Gabriel Stricker, a spokesman for Mountain View, California-based Google, declined to comment, as did Greg Belloni, a U.S.-based spokesman for Sony, and Pamela McCracken, a spokeswoman for Logitech. The New York Times reported yesterday on Google’s plans. Intel spokeswoman Mary Ninow said she was unable to confirm or deny the report.
Advanced Models
Google rose 0.1 percent to close at $565.56 on the Nasdaq Stock Market yesterday, while Intel advanced 1.1 percent to the highest level since Sept. 2, 2008. Sony gained 0.9 percent to 3,455 yen as of 12:51 p.m. on the Tokyo Stock Exchange.
“If you have two TVs almost the same price, one with Google functionality and another with nothing, you are more inclined to go with Google,” said Sandeep Aggarwal, an analyst at Collins Stewart LLC in San Francisco. “Google has a much bigger role to play on TV now than maybe three to four years back. In addition to advertising, they can provide a lot of user utilities.”
Sony, the No. 3 TV maker after Samsung Electronics Co., and LG Electronics Inc., plans to introduce an “advanced” TV model as part of its efforts to turn around its TV business, the company said Nov. 19. The maker of Bravia sets said at the time it aims to make its TV operations profitable in the 12 months ending March 2011, the first time in seven years.
Not Unique
“This kind of thing won’t be unique to Sony. If Sony doesn’t do it, Apple may step forward and take the lead,” Yuji Fujimori, a Tokyo-based analyst at Barclays Capital said by phone. “It’s hard to tell how the new product will help Sony yet.”

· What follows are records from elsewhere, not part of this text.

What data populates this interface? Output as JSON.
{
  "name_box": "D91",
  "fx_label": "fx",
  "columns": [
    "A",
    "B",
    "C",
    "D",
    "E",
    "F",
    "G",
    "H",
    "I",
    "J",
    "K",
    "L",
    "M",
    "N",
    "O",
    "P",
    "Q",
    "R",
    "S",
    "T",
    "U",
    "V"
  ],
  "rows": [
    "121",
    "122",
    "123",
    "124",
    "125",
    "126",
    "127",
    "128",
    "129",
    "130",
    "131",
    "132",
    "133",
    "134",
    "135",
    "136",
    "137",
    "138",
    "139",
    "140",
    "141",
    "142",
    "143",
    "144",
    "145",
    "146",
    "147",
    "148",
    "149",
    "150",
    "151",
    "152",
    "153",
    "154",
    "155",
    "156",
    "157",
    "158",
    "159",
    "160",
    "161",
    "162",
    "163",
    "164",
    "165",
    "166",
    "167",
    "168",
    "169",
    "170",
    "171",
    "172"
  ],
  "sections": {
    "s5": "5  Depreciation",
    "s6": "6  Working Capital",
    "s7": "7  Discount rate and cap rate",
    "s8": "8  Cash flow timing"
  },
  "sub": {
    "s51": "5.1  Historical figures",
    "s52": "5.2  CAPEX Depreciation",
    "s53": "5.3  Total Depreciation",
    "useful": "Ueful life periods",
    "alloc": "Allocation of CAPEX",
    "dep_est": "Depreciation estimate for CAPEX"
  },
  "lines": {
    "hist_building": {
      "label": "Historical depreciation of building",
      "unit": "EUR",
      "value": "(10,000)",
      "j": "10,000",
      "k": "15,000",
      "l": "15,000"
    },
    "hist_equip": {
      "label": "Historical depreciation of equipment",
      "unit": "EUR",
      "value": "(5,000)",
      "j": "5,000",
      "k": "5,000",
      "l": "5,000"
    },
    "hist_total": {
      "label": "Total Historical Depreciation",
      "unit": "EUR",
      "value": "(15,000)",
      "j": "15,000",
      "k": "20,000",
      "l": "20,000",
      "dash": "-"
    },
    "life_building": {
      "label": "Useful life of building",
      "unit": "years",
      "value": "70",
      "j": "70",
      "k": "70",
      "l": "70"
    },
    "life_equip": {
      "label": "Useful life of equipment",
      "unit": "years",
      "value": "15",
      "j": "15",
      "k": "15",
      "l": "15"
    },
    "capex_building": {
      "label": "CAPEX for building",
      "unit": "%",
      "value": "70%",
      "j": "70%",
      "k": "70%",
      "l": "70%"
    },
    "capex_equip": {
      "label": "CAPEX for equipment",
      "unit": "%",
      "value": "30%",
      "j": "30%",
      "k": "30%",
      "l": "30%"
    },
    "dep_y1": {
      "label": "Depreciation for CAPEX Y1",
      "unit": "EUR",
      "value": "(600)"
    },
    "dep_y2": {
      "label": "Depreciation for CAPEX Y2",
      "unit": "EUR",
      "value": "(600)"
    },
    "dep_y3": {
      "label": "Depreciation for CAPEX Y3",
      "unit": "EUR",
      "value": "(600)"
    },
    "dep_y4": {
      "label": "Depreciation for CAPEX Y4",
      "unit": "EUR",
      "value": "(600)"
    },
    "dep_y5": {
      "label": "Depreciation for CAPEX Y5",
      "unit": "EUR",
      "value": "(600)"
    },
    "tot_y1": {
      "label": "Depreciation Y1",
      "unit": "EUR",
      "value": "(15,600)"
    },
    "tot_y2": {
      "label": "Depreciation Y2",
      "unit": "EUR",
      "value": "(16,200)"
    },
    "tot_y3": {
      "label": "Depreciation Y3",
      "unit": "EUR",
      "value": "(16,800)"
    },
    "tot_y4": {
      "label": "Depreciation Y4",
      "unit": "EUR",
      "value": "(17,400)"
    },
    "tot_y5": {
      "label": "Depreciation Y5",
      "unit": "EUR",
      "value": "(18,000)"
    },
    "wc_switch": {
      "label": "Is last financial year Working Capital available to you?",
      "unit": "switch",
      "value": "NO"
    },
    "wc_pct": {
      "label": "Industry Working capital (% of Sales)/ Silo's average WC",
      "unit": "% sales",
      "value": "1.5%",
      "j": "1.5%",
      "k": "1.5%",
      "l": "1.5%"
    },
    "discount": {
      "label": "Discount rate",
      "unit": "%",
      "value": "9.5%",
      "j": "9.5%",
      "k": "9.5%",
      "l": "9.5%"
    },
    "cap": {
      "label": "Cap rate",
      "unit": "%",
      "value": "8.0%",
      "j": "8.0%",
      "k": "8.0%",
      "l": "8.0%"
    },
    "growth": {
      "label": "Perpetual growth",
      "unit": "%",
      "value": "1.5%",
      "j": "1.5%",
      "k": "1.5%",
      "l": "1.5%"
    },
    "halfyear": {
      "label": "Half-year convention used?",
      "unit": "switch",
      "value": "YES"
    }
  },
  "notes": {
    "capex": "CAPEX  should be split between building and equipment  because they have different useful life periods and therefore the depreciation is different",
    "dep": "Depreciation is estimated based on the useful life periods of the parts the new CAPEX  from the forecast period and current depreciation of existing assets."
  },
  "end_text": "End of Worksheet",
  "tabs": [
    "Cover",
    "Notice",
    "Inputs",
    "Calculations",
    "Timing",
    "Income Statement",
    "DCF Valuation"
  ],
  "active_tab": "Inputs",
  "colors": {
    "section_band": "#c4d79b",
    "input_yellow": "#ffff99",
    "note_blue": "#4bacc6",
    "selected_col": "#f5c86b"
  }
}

More than one-quarter of TVs purchased by U.S. consumers in January already are capable of linking to the Web through a Wi- Fi or Ethernet connection, according to researcher ISuppli Corp.
Web-enabled TVs currently on the market allow users to watch YouTube videos, view online photo albums, play games and stream movies from Netflix Inc. Yahoo’s TV software is installed in models from Sony, Samsung, LG Electronics and Vizio Inc.
TV Web Surfing
Rovi, formerly known as Macrovision Solutions Corp., developed a program called TotalGuide designed to let consumers navigate Web content on their TVs. The Santa Clara, California- based company will announce partnerships with manufacturers in May for products that will enter the market next year, Chief Executive Officer Alfred Amoroso said in an interview last week.
“We’re enabling the industry,” Amoroso said. He called the service an “entertainment portal for the home.”
To strike deals with TV manufacturers, Google needs to show that it can bring its advertising technology to TVs and is willing to share the revenue, Parks Associates’ Scherf said. Google has struggled to generate revenue from TV ad software that it started testing in 2007. The program included a deal to sell ads on EchoStar Communications Corp.’s satellite-TV service.
For Santa Clara-based Intel, which generates 90 percent of its revenue from PC chips, Google TV is part of a broader effort to get its processors into home electronics. At the Consumer Electronics Show in January, CEO Paul Otellini demonstrated a set-top box containing a processor from Intel. Instead of the traditional text program guide, users could see a display with multiple live programs showing at once.
Intel Executive Vice President Dadi Perlmutter said earlier this month at a conference in San Francisco that a “big announcement” would be made later this year.
“Many things are going to happen to make TVs an Internet device, a computing device,” Perlmutter said.